We can see there is little difference between the mean value and standard deviation of the BMI column in the stroke vs nonstroke cases. Given this information, we are likely safe to replace the NaN values with the mean. 

In [17]:
# calculate mean of bmi when stroke equals 1
mean_1 = df.loc[df['stroke'] == 1, 'bmi'].mean()
# calculate mean of bmi when stroke equals 0
mean_0 = df.loc[df['stroke'] == 0, 'bmi'].mean()

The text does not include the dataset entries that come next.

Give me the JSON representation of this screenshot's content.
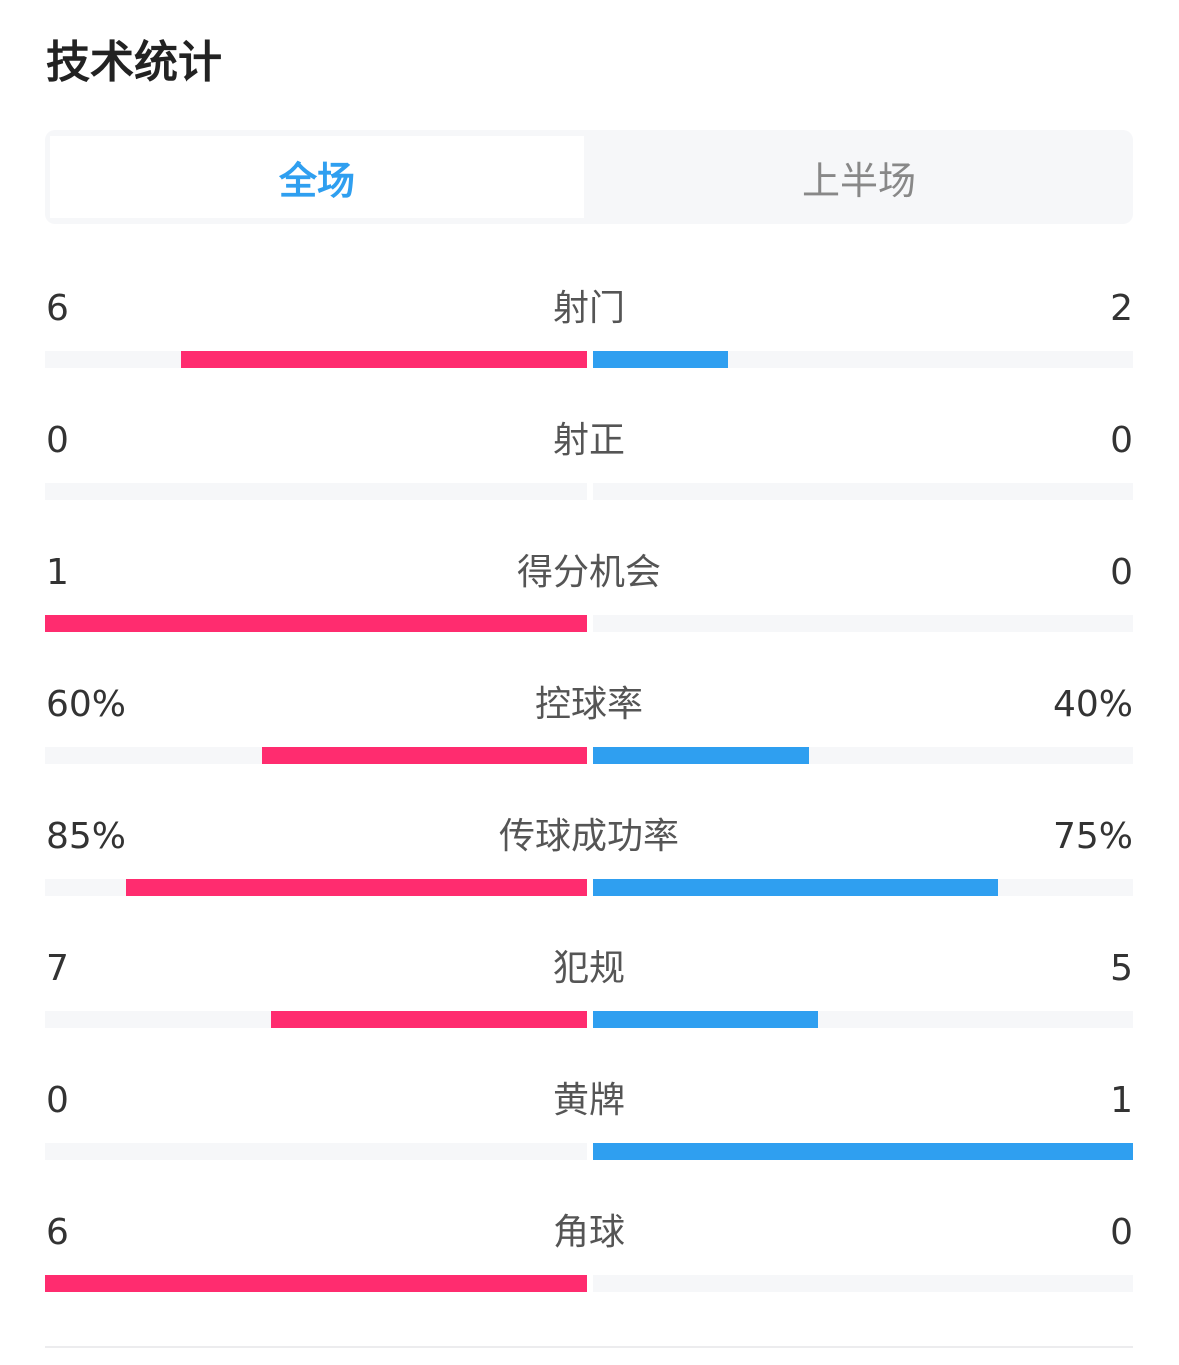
{
  "title": "技术统计",
  "tabs": [
    {
      "label": "全场",
      "active": true
    },
    {
      "label": "上半场",
      "active": false
    }
  ],
  "colors": {
    "home": "#ff2c6f",
    "away": "#2f9ff0",
    "active_tab": "#2f9ff0",
    "track": "#f6f7f9"
  },
  "stats": [
    {
      "label": "射门",
      "home": "6",
      "away": "2",
      "home_fill": 0.75,
      "away_fill": 0.25
    },
    {
      "label": "射正",
      "home": "0",
      "away": "0",
      "home_fill": 0,
      "away_fill": 0
    },
    {
      "label": "得分机会",
      "home": "1",
      "away": "0",
      "home_fill": 1,
      "away_fill": 0
    },
    {
      "label": "控球率",
      "home": "60%",
      "away": "40%",
      "home_fill": 0.6,
      "away_fill": 0.4
    },
    {
      "label": "传球成功率",
      "home": "85%",
      "away": "75%",
      "home_fill": 0.85,
      "away_fill": 0.75
    },
    {
      "label": "犯规",
      "home": "7",
      "away": "5",
      "home_fill": 0.583,
      "away_fill": 0.417
    },
    {
      "label": "黄牌",
      "home": "0",
      "away": "1",
      "home_fill": 0,
      "away_fill": 1
    },
    {
      "label": "角球",
      "home": "6",
      "away": "0",
      "home_fill": 1,
      "away_fill": 0
    }
  ]
}
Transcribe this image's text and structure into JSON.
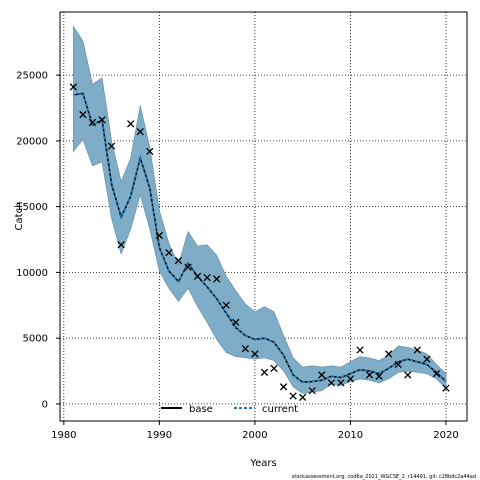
{
  "chart_data": {
    "type": "line",
    "title": "",
    "xlabel": "Years",
    "ylabel": "Catch",
    "xlim": [
      1979.6,
      2022.2
    ],
    "ylim": [
      -1300,
      29800
    ],
    "x_ticks": [
      1980,
      1990,
      2000,
      2010,
      2020
    ],
    "y_ticks": [
      0,
      5000,
      10000,
      15000,
      20000,
      25000
    ],
    "grid": "dotted",
    "legend_placement": "bottom-center",
    "legend": [
      {
        "name": "base",
        "style": "solid",
        "color": "#000000"
      },
      {
        "name": "current",
        "style": "dashed",
        "color": "#1f77b4"
      }
    ],
    "band_color": "#7fadc7",
    "x": [
      1981,
      1982,
      1983,
      1984,
      1985,
      1986,
      1987,
      1988,
      1989,
      1990,
      1991,
      1992,
      1993,
      1994,
      1995,
      1996,
      1997,
      1998,
      1999,
      2000,
      2001,
      2002,
      2003,
      2004,
      2005,
      2006,
      2007,
      2008,
      2009,
      2010,
      2011,
      2012,
      2013,
      2014,
      2015,
      2016,
      2017,
      2018,
      2019,
      2020
    ],
    "series": [
      {
        "name": "current",
        "values": [
          23500,
          23600,
          21200,
          21600,
          16700,
          14200,
          15800,
          18700,
          16400,
          11900,
          10100,
          9300,
          10700,
          9700,
          8900,
          8000,
          6900,
          5800,
          5200,
          4900,
          5000,
          4700,
          3700,
          2200,
          1650,
          1700,
          1800,
          2100,
          2000,
          2300,
          2600,
          2500,
          2300,
          2700,
          3200,
          3400,
          3200,
          3000,
          2400,
          1700
        ]
      },
      {
        "name": "upper",
        "values": [
          28700,
          27600,
          24300,
          24800,
          20000,
          16900,
          18700,
          22700,
          19500,
          14700,
          12200,
          10600,
          13100,
          12000,
          12100,
          11300,
          9700,
          8600,
          7600,
          7000,
          7400,
          7000,
          5200,
          3500,
          2800,
          2900,
          2800,
          2900,
          2800,
          3200,
          3600,
          3500,
          3300,
          3700,
          4400,
          4300,
          4100,
          3800,
          3000,
          2300
        ]
      },
      {
        "name": "lower",
        "values": [
          19200,
          20100,
          18100,
          18400,
          14100,
          11400,
          13300,
          15900,
          13300,
          10100,
          8800,
          7800,
          8800,
          7400,
          6200,
          4900,
          3900,
          3600,
          3500,
          3400,
          3500,
          3300,
          2500,
          1300,
          800,
          900,
          1000,
          1500,
          1400,
          1700,
          1900,
          1800,
          1600,
          1900,
          2400,
          2500,
          2400,
          2300,
          1900,
          1200
        ]
      },
      {
        "name": "observed",
        "values": [
          24100,
          22000,
          21400,
          21600,
          19600,
          12100,
          21300,
          20700,
          19200,
          12800,
          11500,
          10900,
          10400,
          9700,
          9600,
          9500,
          7500,
          6200,
          4200,
          3800,
          2400,
          2700,
          1300,
          600,
          500,
          1000,
          2200,
          1600,
          1600,
          1900,
          4100,
          2200,
          2100,
          3800,
          3000,
          2200,
          4100,
          3400,
          2300,
          1200
        ]
      }
    ]
  },
  "footer_note": "stockassessment.org, cod6a_2021_WGCSE_2, r14491, git: c28bdc2a44ad"
}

# replace null values for bmi when stroke equals 1 with mean_1
df.loc[(df['stroke'] == 1) & (df['bmi'].isna()), 'bmi'] = mean_1
# replace null values for bmi when stroke equals 0 with mean_0 
df.loc[(df['stroke'] == 0) & (df['bmi'].isna()), 'bmi'] = mean_0

In [19]:
df[df["bmi"].isna()]

Unnamed: 0,id,gender,age,hypertension,heart_disease,ever_married,work_type,Residence_type,avg_glucose_level,bmi,smoking_status,stroke


As shown above, there are no more missing values in the bmi column. We replaced the missing values dynamically using the stroke column.

In [24]:
df.isnull().values.any()

False

No more missing values exist in the data.